A member of the board of editors of the American Journal of International Law from 1998-2008, Ratner has lectured extensively--and is an award-winning writer--about the United Nations, human rights, and the law of war, and is passionate about the intersection of international law, moral philosophy, and other theoretical issues. He has shared his views on PBS News Hour, The O'Reilly Factor, CNN International, National Public Radio, BBC Radio, Voice of America, among others.
Ratner isn't just an academic--he has seen and experienced things up close and personal from the very start of his career, as an attorney-adviser in the Office of the Legal Adviser of the U.S. State Department, and he currently serves on the State Department's Advisory Committee on International Law. In 2002, he was an adviser to the U.N. policy working group on the "United Nations and Terrorism."
In 1998-99, the U.N. Secretary-General appointed him to a three-person group of experts to consider options for bringing the Khmer Rouge to justice, and he has since advised governments, NGOs, and international organizations on a range of international law issues. This past June, he was one of three experts appointed to a U.N. panel to advise Secretary-General Ban Ki-moon on human rights issues related to the Sri Lankan conflict that ended in 2009.
"I became hooked on international relations during my sophomore year at Princeton, thanks to a fantastic introductory course," he says. "I eventually wrote my senior thesis on international law relating to terrorism.
"I decided to go to law school because I wanted to work in the government on these issues. Academia was far from my mind at that stage, though after 5 years at the State Department it started to exert its pull on me."

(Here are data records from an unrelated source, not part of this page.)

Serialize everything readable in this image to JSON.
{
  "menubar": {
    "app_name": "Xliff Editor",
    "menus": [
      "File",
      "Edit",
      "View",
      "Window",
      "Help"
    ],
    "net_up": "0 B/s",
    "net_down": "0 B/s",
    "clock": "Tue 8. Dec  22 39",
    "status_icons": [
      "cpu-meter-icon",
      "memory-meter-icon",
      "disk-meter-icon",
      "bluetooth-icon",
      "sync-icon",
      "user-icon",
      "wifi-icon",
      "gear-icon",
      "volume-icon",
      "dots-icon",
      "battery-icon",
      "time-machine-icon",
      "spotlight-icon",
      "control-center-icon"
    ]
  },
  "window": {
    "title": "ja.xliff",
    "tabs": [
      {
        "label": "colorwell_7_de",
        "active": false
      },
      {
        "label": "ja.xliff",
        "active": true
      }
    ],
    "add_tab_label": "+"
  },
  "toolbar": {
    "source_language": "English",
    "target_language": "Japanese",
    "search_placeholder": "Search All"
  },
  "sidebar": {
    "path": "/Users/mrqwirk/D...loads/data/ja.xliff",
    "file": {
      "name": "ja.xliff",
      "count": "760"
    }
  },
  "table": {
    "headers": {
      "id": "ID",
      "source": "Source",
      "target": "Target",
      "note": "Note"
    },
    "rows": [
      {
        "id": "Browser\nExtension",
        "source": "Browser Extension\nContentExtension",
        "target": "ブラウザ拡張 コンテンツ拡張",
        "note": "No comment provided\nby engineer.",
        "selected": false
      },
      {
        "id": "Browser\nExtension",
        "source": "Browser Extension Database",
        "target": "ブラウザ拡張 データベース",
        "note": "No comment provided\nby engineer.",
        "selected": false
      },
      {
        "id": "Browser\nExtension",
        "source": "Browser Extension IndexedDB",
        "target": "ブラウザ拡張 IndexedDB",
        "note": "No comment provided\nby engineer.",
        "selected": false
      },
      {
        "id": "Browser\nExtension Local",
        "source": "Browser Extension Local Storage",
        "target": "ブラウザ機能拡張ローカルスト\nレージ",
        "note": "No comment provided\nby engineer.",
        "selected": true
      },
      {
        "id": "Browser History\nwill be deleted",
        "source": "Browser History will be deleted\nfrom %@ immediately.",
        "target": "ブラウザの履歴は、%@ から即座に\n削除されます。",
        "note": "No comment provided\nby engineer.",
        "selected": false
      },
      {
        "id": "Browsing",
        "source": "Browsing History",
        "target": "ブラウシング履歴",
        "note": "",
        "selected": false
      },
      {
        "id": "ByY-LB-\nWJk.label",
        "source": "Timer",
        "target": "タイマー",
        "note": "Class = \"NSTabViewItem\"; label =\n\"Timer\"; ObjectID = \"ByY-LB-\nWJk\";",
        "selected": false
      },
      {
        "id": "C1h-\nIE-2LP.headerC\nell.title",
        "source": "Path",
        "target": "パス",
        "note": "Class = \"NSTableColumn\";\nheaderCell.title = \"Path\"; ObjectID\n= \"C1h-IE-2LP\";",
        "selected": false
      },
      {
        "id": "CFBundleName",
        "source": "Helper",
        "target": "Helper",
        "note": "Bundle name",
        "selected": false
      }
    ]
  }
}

In 2008-09, Ratner served in the legal division of the International Committee of the Red Cross in Geneva--the Swiss city where he earned his master's degree from the Institut Universitaire de Hautes Etudes Internationales, and where he established and directs the U-M Law School's externship program. That program has sent several dozen U-M students to work in leading international organizations and non-governmental organizations since its inception in 2008. Not surprisingly, he is fluent in French.
"Geneva is an amazing crossroads for all people interested in the UN and human rights," he says. "I was lucky enough to take my family with me, and the experience--including public French-language school for my two children--was life-changing for all of us. I also skied more than I could ever have hoped--but still not enough!"
The International Committee of the Red Cross has a well-earned reputation for getting to the victims of armed conflict in the worst war zones and in the most remote places, Ratner says.
"Although its confidential methods are sometimes criticized, it often represents the only hope of prisoners of war for improved treatment and contact with their families."
Ratner, who joined U-M in 2004 from the University of Texas School of Law, earned his law degree from Yale, and an A.B. from Princeton. A Fulbright Scholarship from the U.S. Information Agency took him to the T.M.C. Asser Institute in The Hague, Netherlands; and he was also an adjunct professor of law at Yeshiva University in New York, a visiting professor at Columbia Law School, and has taught at the University of Melbourne, the University of Tokyo, and the University of Haifa.
"I love seeing a new group of students--especially those skeptical about the role of international law in global politics--learn that this body of law not only exists, but actually influences important decisions by major players. I also downplay international court decisions because I think the action is really elsewhere, so it's important to show how law plays a role in political arenas," he says.
"As for U-M, I just feel very privileged to teach at a school that has a longstanding leadership role in this area, fantastic students who want to practice it, and enormous faculty and other resources to support my teaching and research. The opportunity to set up the Geneva externship program and see its demonstrable results on students has been especially rewarding."
In his spare time, this native of Tenafly, N.J. enjoys running, skiing, hiking, and playing the banjo.